A US National Transportation Safety Bureau (NTSB) investigative hearing into the April inflight engine failure of a Southwest Airlines Boeing 737-700 on Nov. 14 honed in on the design and testing of the CFM56-7B engine fan blades and the containment capability of the engine inlet and fan cowl.
Questioning representatives of Boeing and engine manufacturer CFM International, NTSB investigators compared the April accident to an engine failure on a Southwest 737-700 in August 2016. Both were “fan blade out” (FBO) events stemming from cracked fan blades. Since the 2016 accident, inspections have detected eight cracked fan blades, four on Southwest aircraft, CFM reported.
Following the earlier accident, CFM, the 50/50 joint venture of GE Aviation and France’s Safran Aircraft Engines, recommended a series of corrective actions through service bulletins, but they did not apply to the fan blades in the later accident.
On April 17, the pilots of Southwest Airlines flight 1380 made an emergency landing at Philadelphia International Airport (PHL) after the left CFM56-7B engine of the 737 failed, blowing out a nearby window and causing the cabin to depressurize.
One of the 144 passengers on board was killed—the first fatality involving a US passenger airline since February 2009—and eight passengers suffered minor injuries.
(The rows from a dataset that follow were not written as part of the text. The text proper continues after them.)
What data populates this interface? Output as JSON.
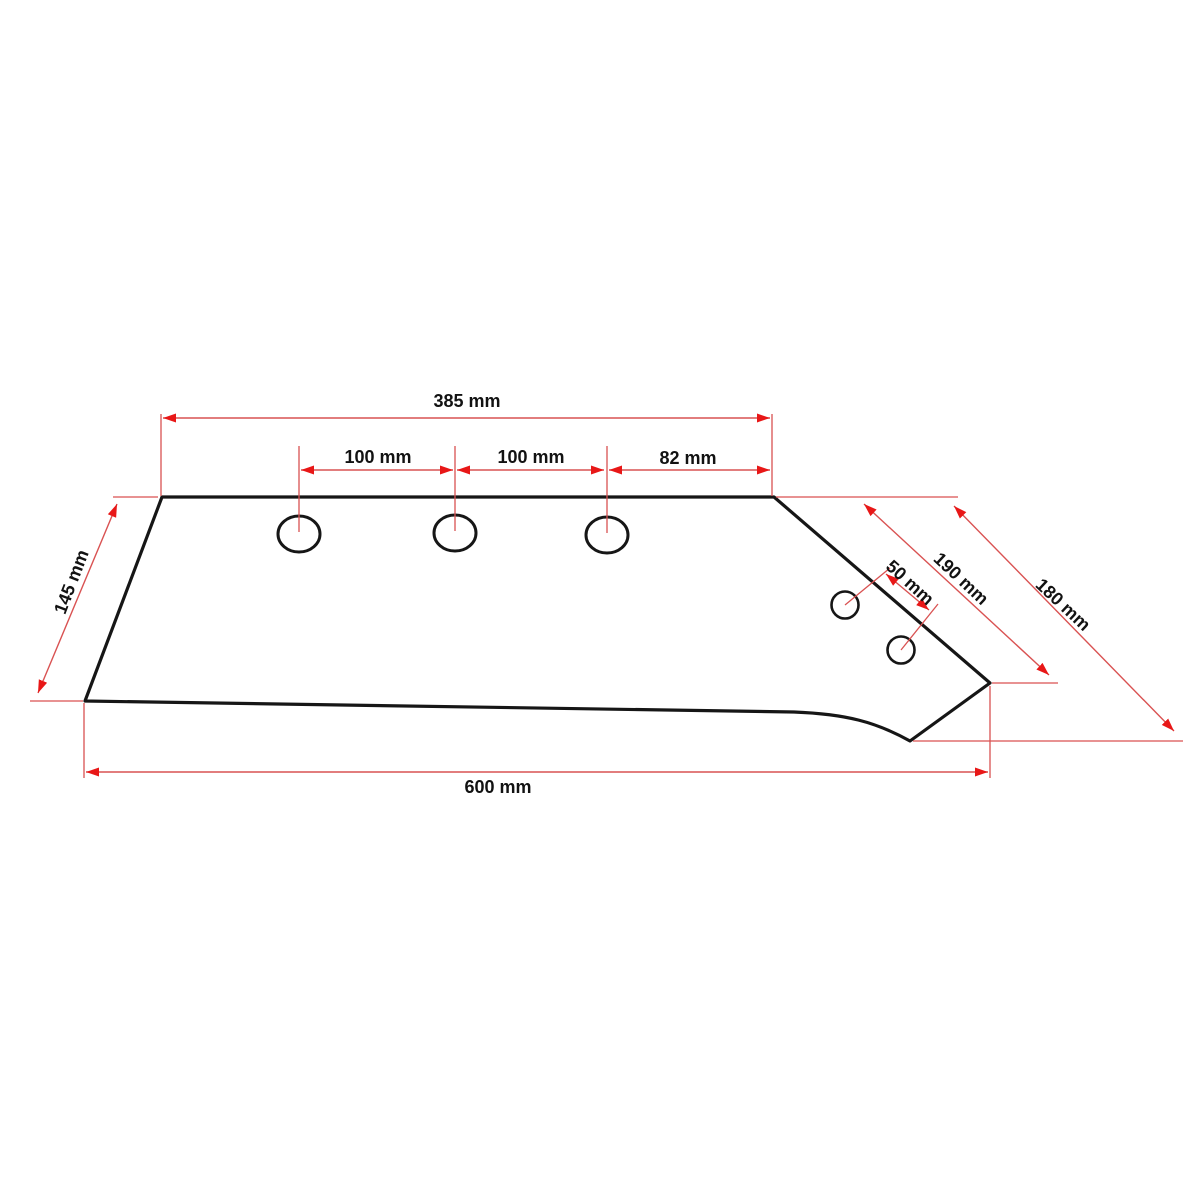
{
  "colors": {
    "background": "#ffffff",
    "outline": "#161616",
    "dimension_line": "#d95252",
    "arrow": "#e81717",
    "label": "#121212"
  },
  "labels": {
    "top_width": "385 mm",
    "hole_pitch_1": "100 mm",
    "hole_pitch_2": "100 mm",
    "hole_pitch_3": "82 mm",
    "left_edge_height": "145 mm",
    "right_edge_length": "190 mm",
    "right_diagonal_length": "180 mm",
    "small_hole_pitch": "50 mm",
    "bottom_width": "600 mm"
  }
}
There were five crew aboard the planned flight from New York La Guardia Airport to Dallas Love Field.
NTSB investigators responding to the scene discovered that one of the 24 titanium alloy fan blades was missing from the damaged engine, and there was evidence of metal fatigue where the blade separated. The engine cowling was found in Bernville, Pennsylvania, about 70 mi. northwest of the airport.
The accident was reminiscent of the Aug. 27, 2016 uncontained engine failure on a Southwest 737-700 that forced pilots to divert to Pensacola International Airport, Florida, during a flight from New Orleans to Orlando. In that case, the NTSB found that one fan blade had separated from the fan disk because of fatigue cracking. Debris from the CFM56-7B engine inlet damaged the aircraft’s fuselage, wing and empennage.
Boeing developed the design requirements for the CFM56-7 engine inlet and fan cowl, which it provided to United Technologies Aerospace Systems (UTAS) to build the structure. FBO containment capability was not required in the initial inlet design, according to a UTAS presentation.
Based on a rig test conducted in 1995, Boeing issued a revised design specification requiring containment capability for a “forward-spiraling fan blade fragment.” The production inlet design that went through engine certification test in 1996 included an inlet containment shield that performed its intended function in two bird strikes.
During certification, the FAA would expect the airframe manufacturer “to show that anything that departed the engine during a fan blade out event wouldn’t impact the wing or the empennage,” said Victor Wicklund, representing the agency’s Transport Standards Branch. “They would have to demonstrate that whatever they lost wouldn’t jeopardize safe flight and landing.”
Following the Pensacola accident, CFM implemented a set of corrective measures, recommending eddy current, or electrical current, testing of fan blades when an engine is in the repair shop and ultrasonic fan-blade inspections for on-wing engines, said CFM International CFM56 engineering leader Mark Habedank. Previously, maintainers examined for cracks through fluorescent penetrant inspections.
The engine manufacturer issued the first related service bulletin in March 2017, which later was revised. Based on the most recent bulletin, ultrasonic inspections using a probe now are recommended every 1,600 engine cycles.
NTSB board member Bella Dinh-Zarr, who chaired the investigative panel, explained the hearing was a fact-finding exercise to assist the board in determining probable cause of the accident.